The honest synthesis: presentation format is one of the strongest levers we have over *how* a model reasons — its strategy, verbosity, and apparent competence — but the corpus warns this is largely about shaping and eliciting capability rather than creating it. The thing you didn't know you wanted to know is that a model trained on the 'right' format can look like it reasons well while having learned only the choreography — and the failure shows up the instant you step outside the distribution it was formatted on.
Sources 8 notes
Models trained on multiple-choice data adopt breadth-first exploration (Cohen's d up to 1.5), while free-form training produces depth-first reasoning. Format effect dwarfs domain effect, meaning presentation matters far more than content type.
A 1.5B parameter model with LoRA-only post-training matched larger full-parameter RL models on reasoning tasks, suggesting RL teaches output format organization rather than new factual knowledge. This efficiency indicates reasoning and knowledge storage are separable capabilities.
Illogical chain-of-thought exemplars matched valid CoT performance on BIG-Bench Hard, showing that structural properties—not logical validity—drive the gains. The model learns the form of reasoning, not genuine inference.
DataAlchemy experiments show CoT fails systematically under distributional shifts in task, length, and format. Models produce fluent but logically inconsistent reasoning — imitating reasoning form without valid underlying logic.
Five independent mechanisms—RL steering, critique fine-tuning, decoding changes, SAE feature steering, and RLVR—all elicit reasoning already present in base model activations. Post-training selects rather than creates reasoning; the bottleneck is elicitation, not capability acquisition.

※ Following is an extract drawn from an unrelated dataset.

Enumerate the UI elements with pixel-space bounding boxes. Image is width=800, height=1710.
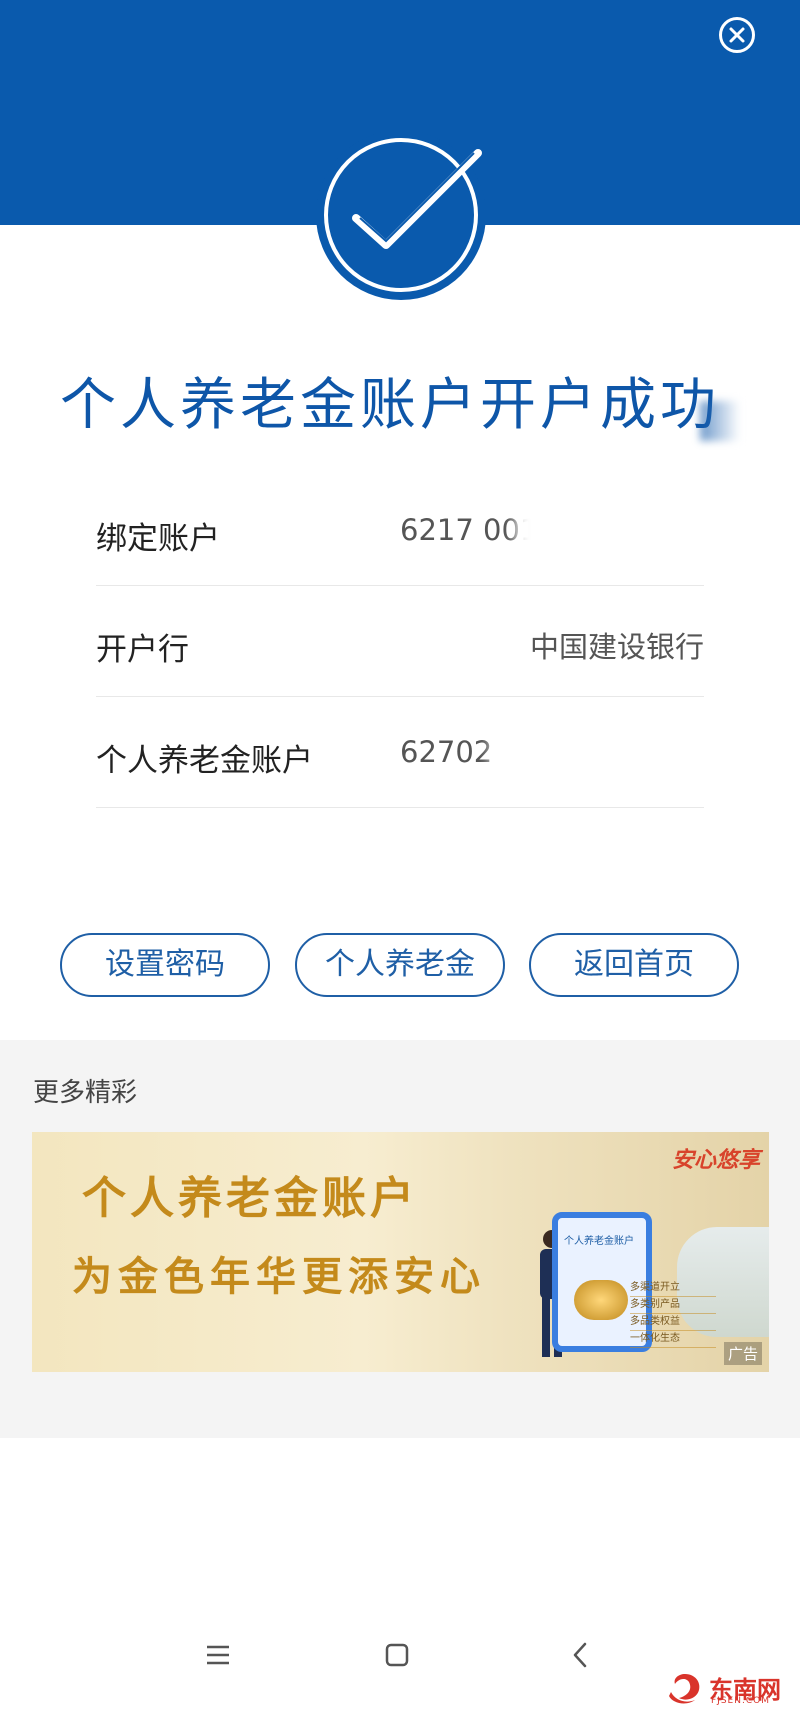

Analysis of 5 million pretraining documents shows reasoning relies on broad, transferable procedural knowledge from diverse sources, unlike factual recall which depends on narrow, document-specific memorization of target facts.
Two-phase inference model shows knowledge retrieval operates in lower network layers while reasoning adjustment happens in higher layers. This separation explains why reasoning training improves math but can degrade knowledge-intensive domains like medicine.
Activation-Steered Compression extracts a single vector from 50 paired examples to reduce chain-of-thought length by 67% while maintaining accuracy and achieving 2.73x speedup. The method is training-free and generalizes across model sizes and domains.